1. O PROCESSO DE EXECUÇÃO NO CONTEXTO JURÍDICO BRASILEIRO

O processo de execução é o instrumento utilizado com o objetivo de solucionar o conflito de inadimplemento, ou seja, consiste no meio apto, utilizado pelo credor da relação jurídica, para o efetivo recebimento de seu crédito. De acordo com Luiz Fux (2008, p. 07), “a ‘execução’ visa, em suma, à satisfação plena do credor e, para esse fim, utiliza-se de técnicas que se submetem a duas categorias, a saber: ‘técnicas de sub-rogação’ e ‘técnicas de coerção’”.

Em relação a tais técnicas, cumpre mencionar que a sub-rogação ocorre quando o Estado realiza a obrigação mesmo que em desacordo com o executado, nessa modalidade haverá a prática de atos sem a autorização do devedor e consequentemente resultará na satisfação da obrigação.  De outro modo, a coerção se dá por meio de atos praticados pelo Estado que culminam na persuasão do executado para que o mesmo efetue o pagamento, de tal forma, a satisfação da obrigação ocorrerá de forma “espontânea”. (NEVES, 2011, p. 803).

Concernente à execução por quantia certa, Alexandre Freitas Câmara (2009, p. 256) assevera que:

Quando se trata de buscar o cumprimento forçado de obrigação de pagar dinheiro, nosso sistema processual estabelece a existência de uma execução por quantia certa. Esta espécie de execução será, por sua vez, classificada de acordo com a capacidade econômica do executado, falando-se em execução contra devedor solvente ou insolvente, conforme o demandado tenha ou não, em seu patrimônio, bens suficientes para garantir o cumprimento da obrigação.

Desta forma, observa-se que nos casos referentes a tal modalidade de execução, qual seja, por quantia certa, deve-se atentar, ainda, para a questão da disposição patrimonial em que o executado se encontra.
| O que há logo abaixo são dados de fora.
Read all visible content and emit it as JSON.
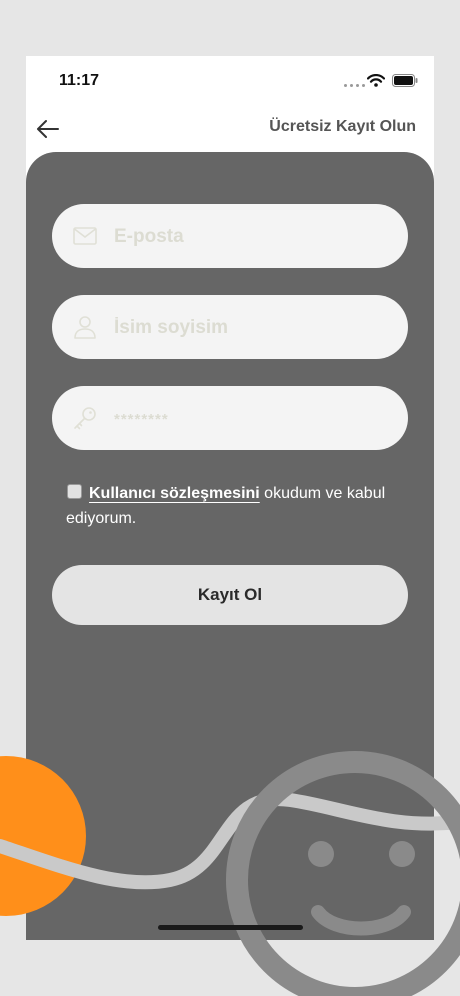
{
  "status_bar": {
    "time": "11:17"
  },
  "nav": {
    "title": "Ücretsiz Kayıt Olun",
    "back_icon": "arrow-left-icon"
  },
  "form": {
    "email": {
      "placeholder": "E-posta",
      "value": "",
      "icon": "mail-icon"
    },
    "name": {
      "placeholder": "İsim soyisim",
      "value": "",
      "icon": "user-icon"
    },
    "password": {
      "placeholder": "********",
      "value": "",
      "icon": "key-icon"
    },
    "agreement": {
      "checked": false,
      "link_text": "Kullanıcı sözleşmesini",
      "rest_text": " okudum ve kabul ediyorum."
    },
    "submit_label": "Kayıt Ol"
  },
  "colors": {
    "panel": "#666666",
    "input_bg": "#f4f4f4",
    "button_bg": "#e4e4e4",
    "accent_orange": "#ff8f1a",
    "decor_gray": "#8a8a8a"
  }
}
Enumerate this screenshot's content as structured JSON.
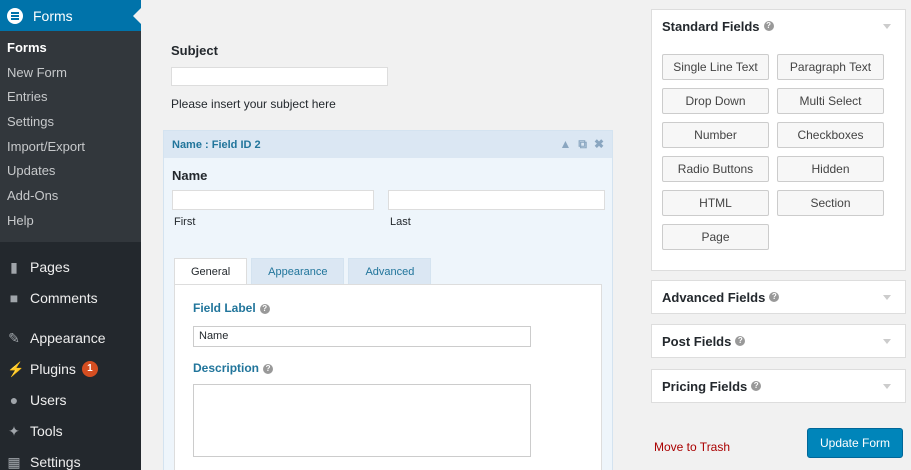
{
  "sidebar": {
    "header": "Forms",
    "submenu": [
      "Forms",
      "New Form",
      "Entries",
      "Settings",
      "Import/Export",
      "Updates",
      "Add-Ons",
      "Help"
    ],
    "menu": [
      {
        "label": "Pages",
        "icon": "pages-icon"
      },
      {
        "label": "Comments",
        "icon": "comments-icon"
      },
      {
        "label": "Appearance",
        "icon": "appearance-icon"
      },
      {
        "label": "Plugins",
        "icon": "plugins-icon",
        "badge": "1"
      },
      {
        "label": "Users",
        "icon": "users-icon"
      },
      {
        "label": "Tools",
        "icon": "tools-icon"
      },
      {
        "label": "Settings",
        "icon": "settings-icon"
      }
    ]
  },
  "subject": {
    "label": "Subject",
    "description": "Please insert your subject here"
  },
  "field": {
    "header": "Name : Field ID 2",
    "label": "Name",
    "first": "First",
    "last": "Last",
    "tabs": [
      "General",
      "Appearance",
      "Advanced"
    ],
    "field_label": "Field Label",
    "field_label_value": "Name",
    "description": "Description"
  },
  "panels": {
    "standard": "Standard Fields",
    "advanced": "Advanced Fields",
    "post": "Post Fields",
    "pricing": "Pricing Fields",
    "buttons": [
      "Single Line Text",
      "Paragraph Text",
      "Drop Down",
      "Multi Select",
      "Number",
      "Checkboxes",
      "Radio Buttons",
      "Hidden",
      "HTML",
      "Section",
      "Page"
    ]
  },
  "actions": {
    "trash": "Move to Trash",
    "update": "Update Form"
  }
}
Tal averiguação tem por finalidade constatar se o executado caracteriza-se como um devedor solvente ou insolvente, uma vez que o primeiro, ainda que na condição de devedor, dispõe de bens que poderão ser atingidos para a satisfação da execução, enquanto que o segundo não compartilha desta condição. E vale ressaltar que compete ao credor indicar tal qualificação, de acordo com o que prega o Código de Processo Civil:

Art. 614 - Cumpre ao credor, ao requerer a execução, pedir a citação do devedor e instruir a petição inicial:

I - com o título executivo extrajudicial;

II - com o demonstrativo do débito atualizado até a data da propositura da ação, quando se tratar de execução por quantia certa;

III - com a prova de que se verificou a condição, ou ocorreu o termo (Art. 572, CPC).

O procedimento a ser realizado pelo exequente apresenta três fases, quais sejam, as fases postulatória, instrutória e satisfatória. A primeira consiste no ajuizamento da demanda, bem como a citação do indivíduo, para que assim, o mesmo tenha ciência. A segunda prevê acerca da penhora e dos atos realizados para que haja a efetiva satisfação da obrigação. Por último, tem-se a satisfação, que consiste na fase em que se compõe o pagamento a ser realizado ao exequente, e é importante mencionar que o referido pagamento poderá ocorrer de formas diversas. (CÂMARA, 2009, p. 257).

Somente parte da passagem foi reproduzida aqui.